Aero Fighters 2, released in Japan as , is a 1994 vertically scrolling shooter video game developed by Video System and published by SNK for the Neo Geo arcade and home platforms. It is the second installment of the Aero Fighters series, followed by the sequel Aero Fighters 3 (1995) and the spin-off Aero Fighters Assault (1997).

Hamster Corporation acquired the rights to the game alongside Video System's catalogue, re-releasing the game as part of their ACA Neo Geo series for the PlayStation 4, Xbox One, Nintendo Switch, Windows, Android and iOS.

== Gameplay ==

Gameplay screenshot

The game is played with two buttons, with the A button firing projectiles from the plane and the B button launching a special bomb attack which uses a bomb from a limited stock of bombs. Power projectiles can be obtained by destroying buildings and armored enemy planes. There are two types of Power projectiles: "P" Power projectiles, which increase the plane's firepower by one level, and "F" Power projectiles, which increase the plane's firepower to the maximum level instantly. The maximum level only lasts for a limited number of shots.
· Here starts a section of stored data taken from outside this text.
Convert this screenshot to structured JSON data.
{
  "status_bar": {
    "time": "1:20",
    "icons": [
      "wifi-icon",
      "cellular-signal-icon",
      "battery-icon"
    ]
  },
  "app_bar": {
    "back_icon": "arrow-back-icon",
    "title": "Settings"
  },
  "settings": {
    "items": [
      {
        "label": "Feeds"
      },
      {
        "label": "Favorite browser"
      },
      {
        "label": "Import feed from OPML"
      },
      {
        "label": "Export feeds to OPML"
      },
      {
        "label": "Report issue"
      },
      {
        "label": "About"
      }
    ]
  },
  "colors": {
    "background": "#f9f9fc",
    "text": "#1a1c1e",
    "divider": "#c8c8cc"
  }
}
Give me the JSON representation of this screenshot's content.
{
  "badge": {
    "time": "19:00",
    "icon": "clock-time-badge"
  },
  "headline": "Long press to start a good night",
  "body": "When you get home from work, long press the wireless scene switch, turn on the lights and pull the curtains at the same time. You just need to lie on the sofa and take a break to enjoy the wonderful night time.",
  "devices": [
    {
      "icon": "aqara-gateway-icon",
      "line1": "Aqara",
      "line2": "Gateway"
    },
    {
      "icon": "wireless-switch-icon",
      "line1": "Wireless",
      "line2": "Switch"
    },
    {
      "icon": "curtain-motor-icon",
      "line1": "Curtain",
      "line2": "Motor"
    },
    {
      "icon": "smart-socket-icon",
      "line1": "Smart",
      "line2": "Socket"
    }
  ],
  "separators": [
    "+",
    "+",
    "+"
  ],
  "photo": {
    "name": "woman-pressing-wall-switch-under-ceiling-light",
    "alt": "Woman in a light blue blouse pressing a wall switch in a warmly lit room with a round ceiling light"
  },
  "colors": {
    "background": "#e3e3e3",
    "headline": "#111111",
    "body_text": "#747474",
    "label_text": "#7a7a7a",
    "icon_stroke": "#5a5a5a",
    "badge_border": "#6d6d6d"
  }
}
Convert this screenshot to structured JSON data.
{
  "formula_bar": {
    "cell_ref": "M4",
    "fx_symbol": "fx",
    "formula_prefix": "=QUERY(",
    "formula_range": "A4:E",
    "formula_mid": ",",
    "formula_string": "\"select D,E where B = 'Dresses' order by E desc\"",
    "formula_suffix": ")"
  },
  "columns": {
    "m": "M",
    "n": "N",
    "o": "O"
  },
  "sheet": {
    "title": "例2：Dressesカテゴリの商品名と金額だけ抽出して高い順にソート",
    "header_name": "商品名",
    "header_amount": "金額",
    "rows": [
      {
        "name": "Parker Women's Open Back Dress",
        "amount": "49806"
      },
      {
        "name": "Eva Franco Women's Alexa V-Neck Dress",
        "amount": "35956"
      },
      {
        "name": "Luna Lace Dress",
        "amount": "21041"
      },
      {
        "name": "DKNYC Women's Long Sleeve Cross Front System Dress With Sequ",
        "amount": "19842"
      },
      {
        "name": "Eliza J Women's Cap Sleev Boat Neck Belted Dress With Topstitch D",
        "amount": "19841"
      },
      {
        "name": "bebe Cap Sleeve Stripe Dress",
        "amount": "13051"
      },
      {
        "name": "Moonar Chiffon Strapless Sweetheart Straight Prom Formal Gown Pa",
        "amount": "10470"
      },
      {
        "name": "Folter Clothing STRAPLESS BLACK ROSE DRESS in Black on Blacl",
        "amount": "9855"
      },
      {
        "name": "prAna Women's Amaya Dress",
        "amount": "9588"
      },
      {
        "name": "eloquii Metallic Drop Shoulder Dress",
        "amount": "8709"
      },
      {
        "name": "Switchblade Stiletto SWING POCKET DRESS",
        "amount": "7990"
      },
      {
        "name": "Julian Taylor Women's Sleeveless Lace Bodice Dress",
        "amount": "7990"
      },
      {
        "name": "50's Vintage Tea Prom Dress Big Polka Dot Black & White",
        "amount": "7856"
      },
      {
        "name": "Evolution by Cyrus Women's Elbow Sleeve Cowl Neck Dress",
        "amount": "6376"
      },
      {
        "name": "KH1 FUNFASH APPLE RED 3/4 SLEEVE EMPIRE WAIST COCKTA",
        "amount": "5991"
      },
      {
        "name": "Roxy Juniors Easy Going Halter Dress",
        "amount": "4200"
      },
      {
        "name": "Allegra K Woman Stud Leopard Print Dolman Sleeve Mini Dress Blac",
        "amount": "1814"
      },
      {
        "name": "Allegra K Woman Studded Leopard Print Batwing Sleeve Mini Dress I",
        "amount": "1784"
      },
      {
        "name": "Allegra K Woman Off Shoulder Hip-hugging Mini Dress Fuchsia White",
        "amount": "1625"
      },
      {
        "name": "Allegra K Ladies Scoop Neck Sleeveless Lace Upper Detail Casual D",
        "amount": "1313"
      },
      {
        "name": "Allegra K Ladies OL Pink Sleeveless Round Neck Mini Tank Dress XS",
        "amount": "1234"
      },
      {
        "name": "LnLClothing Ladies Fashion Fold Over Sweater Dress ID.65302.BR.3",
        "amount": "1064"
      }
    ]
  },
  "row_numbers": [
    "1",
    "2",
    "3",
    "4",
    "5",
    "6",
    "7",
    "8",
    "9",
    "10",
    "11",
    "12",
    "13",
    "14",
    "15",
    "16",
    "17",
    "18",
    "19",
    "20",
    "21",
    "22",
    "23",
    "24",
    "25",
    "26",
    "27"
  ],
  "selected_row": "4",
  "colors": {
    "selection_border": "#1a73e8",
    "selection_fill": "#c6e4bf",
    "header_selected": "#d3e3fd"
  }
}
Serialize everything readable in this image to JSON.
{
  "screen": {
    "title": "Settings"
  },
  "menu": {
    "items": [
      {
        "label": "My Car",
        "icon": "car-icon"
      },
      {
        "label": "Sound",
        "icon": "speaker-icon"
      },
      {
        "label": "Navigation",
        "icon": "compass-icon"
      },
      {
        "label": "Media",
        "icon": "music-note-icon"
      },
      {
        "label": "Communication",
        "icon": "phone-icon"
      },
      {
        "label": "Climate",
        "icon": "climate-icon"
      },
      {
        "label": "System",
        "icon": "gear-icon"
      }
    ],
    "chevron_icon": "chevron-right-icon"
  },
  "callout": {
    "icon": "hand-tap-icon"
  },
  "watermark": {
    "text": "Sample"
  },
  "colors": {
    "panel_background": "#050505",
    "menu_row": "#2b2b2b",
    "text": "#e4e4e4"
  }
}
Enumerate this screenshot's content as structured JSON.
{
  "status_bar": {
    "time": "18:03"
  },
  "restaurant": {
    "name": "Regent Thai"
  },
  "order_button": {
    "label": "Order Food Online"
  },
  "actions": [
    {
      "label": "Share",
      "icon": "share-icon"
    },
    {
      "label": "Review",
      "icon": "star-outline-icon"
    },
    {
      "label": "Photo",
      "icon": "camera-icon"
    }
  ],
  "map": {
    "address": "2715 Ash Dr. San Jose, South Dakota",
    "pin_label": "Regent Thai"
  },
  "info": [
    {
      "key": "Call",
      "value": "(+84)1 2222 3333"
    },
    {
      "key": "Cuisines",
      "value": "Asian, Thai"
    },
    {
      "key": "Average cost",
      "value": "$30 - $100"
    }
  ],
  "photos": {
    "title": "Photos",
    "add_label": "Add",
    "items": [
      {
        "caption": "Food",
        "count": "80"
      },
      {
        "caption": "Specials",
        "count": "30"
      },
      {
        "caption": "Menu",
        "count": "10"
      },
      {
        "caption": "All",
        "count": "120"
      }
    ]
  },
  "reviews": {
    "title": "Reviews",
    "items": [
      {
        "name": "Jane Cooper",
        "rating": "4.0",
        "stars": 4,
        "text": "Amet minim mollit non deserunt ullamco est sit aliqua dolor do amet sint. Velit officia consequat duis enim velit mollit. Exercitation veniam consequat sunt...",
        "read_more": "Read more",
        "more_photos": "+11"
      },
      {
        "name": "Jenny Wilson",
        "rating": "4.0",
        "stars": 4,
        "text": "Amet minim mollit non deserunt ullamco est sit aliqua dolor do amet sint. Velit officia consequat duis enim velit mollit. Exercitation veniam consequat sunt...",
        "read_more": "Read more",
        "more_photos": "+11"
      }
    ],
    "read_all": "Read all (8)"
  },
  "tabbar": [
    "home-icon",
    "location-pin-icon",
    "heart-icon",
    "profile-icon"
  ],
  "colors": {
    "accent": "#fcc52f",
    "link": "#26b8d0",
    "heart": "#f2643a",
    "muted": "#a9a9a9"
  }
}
When certain ground enemies and buildings are destroyed, money bonuses appear which give a set number of points based on how fast the player destroys them and how quickly they collected the bonus. When the player reaches the end of the stage, they must face a boss ship. There are ten levels. Once those levels are beaten, there is a character-specific ending. The game then loops with palette changes, but after the looped stages are beaten, the game truly ends.

== Reception ==

In Japan, Game Machine listed Aero Fighters 2 as the seventh most popular arcade game of August 1994. In North America, RePlay reported it to be the fifth most popular arcade game of September 1994. Play Meter also listed it as the 57th most popular arcade game of September 1994.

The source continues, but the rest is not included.